©picture by scribbles (Marye McKenney)

Monday, June 23, 2014

Safe Haven

Anna Schmidt has hit a grand slam home run with her newest novel, Safe Haven. It continues the story begun with All God's Children and continued in Simple Faith. While this book could stand alone, it fares so much better as part of the series.

In All God's Children, Beth and Josef's history is begun, with participation in the resistance movement and then needing to escape Germany before they are taken to a prison camp.

In Simple Faith, Anja has lost her husband and her daughter, but still has her son. Together they help rescue an American pilot who has to run from a wrecked air plane and escape the Germans before he is captured.

Now we are up to Safe Haven, where Suzanna is a disgraced newspaper journalist because she listened to someone who was feeding her false information that torpedoes her career. She is given an opportunity to redeem herself by going to Oswego, NY, and telling the stories of the refugees encamped there. Among the refugees are Ilse, Franz, and Liesl--who are Beth's relatives. Suzanne met Theo Bridgewater at the Oswego boarding house where they were both staying. Through Theo, Suzanne is able to meet and develop a relationship with Ilse and Liesl, and through Ilse and Liesl, she meets Gisele. She is able to write their stories as "temporary" refugees in a camp that gives them little more freedom than they had in Europe.
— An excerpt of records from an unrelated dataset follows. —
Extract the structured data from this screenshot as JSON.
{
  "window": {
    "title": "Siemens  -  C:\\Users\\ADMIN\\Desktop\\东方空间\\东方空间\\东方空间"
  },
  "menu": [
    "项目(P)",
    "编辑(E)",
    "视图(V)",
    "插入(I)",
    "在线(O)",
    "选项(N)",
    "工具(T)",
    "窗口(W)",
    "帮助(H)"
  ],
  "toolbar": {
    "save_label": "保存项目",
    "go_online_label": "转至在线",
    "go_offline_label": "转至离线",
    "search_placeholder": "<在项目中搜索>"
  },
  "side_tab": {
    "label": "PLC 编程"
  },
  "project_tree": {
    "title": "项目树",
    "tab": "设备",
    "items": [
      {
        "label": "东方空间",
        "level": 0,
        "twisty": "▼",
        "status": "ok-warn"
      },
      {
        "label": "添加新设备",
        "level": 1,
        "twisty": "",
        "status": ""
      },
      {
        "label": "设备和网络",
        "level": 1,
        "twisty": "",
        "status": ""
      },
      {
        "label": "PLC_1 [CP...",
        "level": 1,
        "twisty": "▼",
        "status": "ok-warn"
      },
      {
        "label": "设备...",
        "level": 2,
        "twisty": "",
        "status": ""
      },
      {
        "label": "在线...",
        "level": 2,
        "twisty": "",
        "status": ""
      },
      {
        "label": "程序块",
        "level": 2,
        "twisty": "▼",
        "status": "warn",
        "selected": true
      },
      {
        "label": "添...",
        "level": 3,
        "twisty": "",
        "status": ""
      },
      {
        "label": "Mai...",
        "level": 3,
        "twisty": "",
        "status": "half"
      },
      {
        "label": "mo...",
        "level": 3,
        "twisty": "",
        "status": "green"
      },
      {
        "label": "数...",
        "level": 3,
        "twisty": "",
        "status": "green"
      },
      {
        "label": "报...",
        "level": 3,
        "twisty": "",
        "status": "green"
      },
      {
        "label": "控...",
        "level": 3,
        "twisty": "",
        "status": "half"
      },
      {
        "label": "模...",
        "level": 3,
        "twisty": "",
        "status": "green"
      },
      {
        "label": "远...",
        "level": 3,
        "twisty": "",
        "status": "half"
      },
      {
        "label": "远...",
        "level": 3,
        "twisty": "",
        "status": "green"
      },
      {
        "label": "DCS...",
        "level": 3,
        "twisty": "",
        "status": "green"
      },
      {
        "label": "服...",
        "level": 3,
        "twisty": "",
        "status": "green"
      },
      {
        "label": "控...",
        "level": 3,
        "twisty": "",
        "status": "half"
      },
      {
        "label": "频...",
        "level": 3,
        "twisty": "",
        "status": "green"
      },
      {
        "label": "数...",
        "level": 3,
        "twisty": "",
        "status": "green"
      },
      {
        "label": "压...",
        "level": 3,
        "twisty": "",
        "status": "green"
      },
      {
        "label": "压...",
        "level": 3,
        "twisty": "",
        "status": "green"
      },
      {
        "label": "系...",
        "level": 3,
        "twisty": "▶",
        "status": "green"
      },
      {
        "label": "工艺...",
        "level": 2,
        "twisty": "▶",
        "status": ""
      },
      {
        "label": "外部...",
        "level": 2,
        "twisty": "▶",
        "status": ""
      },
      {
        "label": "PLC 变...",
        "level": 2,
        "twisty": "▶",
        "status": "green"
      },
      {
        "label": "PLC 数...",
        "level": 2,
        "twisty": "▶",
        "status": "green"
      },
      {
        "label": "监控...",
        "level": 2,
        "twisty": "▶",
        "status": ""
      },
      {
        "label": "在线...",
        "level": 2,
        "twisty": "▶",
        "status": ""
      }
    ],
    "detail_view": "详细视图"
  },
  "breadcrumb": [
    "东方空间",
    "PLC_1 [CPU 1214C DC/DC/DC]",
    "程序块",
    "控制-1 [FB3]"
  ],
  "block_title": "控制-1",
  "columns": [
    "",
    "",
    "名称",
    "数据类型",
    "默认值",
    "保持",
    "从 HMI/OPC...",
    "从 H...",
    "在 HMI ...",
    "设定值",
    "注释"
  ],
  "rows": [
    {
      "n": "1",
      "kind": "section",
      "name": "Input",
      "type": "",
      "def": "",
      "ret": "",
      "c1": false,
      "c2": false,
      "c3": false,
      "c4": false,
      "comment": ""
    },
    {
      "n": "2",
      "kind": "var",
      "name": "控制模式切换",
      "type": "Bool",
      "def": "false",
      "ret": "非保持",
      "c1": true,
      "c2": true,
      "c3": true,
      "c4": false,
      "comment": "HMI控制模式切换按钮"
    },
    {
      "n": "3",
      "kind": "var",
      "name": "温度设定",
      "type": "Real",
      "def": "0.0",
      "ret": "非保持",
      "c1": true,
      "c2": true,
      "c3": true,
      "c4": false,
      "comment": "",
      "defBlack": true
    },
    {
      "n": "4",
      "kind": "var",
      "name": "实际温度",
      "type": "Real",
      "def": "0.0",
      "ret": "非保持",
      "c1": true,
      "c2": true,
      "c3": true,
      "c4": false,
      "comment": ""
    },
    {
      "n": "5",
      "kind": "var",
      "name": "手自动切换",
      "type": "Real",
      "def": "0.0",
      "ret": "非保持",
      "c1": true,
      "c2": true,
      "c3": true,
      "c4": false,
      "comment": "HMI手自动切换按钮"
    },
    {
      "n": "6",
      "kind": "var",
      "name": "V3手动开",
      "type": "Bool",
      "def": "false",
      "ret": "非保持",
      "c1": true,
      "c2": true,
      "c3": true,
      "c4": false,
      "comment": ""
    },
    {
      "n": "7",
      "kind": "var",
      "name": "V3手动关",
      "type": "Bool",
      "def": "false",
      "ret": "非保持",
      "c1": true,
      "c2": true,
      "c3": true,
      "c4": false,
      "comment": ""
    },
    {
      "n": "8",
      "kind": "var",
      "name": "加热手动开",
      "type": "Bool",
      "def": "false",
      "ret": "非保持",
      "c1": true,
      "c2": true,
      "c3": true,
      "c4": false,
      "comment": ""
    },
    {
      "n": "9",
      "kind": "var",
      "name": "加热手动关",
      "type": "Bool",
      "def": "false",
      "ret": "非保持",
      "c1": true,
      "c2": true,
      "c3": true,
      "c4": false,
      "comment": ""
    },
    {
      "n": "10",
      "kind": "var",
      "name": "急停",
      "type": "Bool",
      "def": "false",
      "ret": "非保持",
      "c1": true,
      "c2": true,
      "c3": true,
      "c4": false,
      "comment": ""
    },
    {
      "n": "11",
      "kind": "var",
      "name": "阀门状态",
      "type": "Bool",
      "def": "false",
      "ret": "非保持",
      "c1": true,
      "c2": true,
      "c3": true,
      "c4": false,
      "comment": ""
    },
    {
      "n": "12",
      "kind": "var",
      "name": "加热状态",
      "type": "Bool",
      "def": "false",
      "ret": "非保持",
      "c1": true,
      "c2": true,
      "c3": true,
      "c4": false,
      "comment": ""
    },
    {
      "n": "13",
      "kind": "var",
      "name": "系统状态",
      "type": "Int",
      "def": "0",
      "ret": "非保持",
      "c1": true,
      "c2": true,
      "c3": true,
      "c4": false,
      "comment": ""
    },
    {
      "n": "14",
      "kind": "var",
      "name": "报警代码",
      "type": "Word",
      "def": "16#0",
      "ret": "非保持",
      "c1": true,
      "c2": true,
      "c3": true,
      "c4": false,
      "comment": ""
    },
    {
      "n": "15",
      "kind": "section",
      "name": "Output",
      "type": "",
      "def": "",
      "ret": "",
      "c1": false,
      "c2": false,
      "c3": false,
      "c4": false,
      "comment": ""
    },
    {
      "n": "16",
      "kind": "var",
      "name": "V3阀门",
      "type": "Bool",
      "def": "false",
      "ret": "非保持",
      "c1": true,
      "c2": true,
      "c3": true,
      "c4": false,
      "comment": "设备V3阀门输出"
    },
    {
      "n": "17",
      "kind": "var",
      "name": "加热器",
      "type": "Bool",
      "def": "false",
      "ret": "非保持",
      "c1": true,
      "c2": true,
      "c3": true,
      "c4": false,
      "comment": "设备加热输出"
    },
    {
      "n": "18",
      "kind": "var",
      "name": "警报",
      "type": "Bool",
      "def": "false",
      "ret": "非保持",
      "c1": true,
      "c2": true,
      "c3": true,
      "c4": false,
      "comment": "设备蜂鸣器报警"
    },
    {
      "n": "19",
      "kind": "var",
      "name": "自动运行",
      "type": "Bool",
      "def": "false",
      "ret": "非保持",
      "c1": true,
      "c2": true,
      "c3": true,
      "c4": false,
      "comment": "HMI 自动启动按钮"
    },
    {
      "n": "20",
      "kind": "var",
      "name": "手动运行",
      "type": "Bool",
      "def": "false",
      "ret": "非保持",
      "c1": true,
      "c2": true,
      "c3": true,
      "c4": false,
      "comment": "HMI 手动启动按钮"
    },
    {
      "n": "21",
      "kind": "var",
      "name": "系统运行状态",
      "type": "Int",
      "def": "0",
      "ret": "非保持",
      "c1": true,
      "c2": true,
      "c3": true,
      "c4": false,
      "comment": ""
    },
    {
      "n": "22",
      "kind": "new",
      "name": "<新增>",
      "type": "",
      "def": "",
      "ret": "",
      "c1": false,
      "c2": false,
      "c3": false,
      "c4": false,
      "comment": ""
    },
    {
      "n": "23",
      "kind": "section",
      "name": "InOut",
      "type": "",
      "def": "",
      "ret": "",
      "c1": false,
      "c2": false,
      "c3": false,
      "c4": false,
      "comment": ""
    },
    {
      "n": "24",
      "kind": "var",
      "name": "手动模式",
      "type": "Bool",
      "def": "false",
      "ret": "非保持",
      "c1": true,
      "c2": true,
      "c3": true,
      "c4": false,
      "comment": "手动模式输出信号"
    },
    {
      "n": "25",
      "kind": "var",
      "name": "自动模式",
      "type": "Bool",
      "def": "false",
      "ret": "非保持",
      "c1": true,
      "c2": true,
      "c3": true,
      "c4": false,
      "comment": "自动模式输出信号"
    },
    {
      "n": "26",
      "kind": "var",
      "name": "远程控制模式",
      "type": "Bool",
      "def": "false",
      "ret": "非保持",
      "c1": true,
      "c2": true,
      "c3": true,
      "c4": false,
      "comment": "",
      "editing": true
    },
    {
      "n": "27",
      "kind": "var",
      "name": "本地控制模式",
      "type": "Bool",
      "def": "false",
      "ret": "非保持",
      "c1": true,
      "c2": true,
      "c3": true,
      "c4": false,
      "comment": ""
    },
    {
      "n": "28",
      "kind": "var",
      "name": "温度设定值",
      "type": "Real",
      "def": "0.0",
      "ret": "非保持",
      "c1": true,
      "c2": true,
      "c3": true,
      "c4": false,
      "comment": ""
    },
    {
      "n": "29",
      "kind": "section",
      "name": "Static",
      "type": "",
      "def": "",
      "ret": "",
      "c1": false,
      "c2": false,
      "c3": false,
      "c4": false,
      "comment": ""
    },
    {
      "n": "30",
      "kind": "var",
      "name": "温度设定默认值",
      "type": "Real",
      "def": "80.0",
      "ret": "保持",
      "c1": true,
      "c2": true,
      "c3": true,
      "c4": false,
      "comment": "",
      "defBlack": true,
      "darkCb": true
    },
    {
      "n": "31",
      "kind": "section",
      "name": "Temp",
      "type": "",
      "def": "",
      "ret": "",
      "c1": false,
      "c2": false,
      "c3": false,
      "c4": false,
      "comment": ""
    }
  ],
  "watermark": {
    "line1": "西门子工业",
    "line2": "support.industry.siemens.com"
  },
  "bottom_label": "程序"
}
Anna has woven history into her story so seamlessly, you feel you are reading an historical account of actual events, or maybe a biography. There is nothing formulaic in Anna's writing, her characters are believable and real, and her events match up with the history of the era. The friendship between Suzanne and Theo builds into love and becomes something very beautiful even with some ups and downs.

Five Stars, Two Thumbs Up, and a Pulitzer prize winning newspaper article.

This book was provided to me by Barbour Publishing through NetGalley.com. I have received no compensate for honest, yet opinionated review.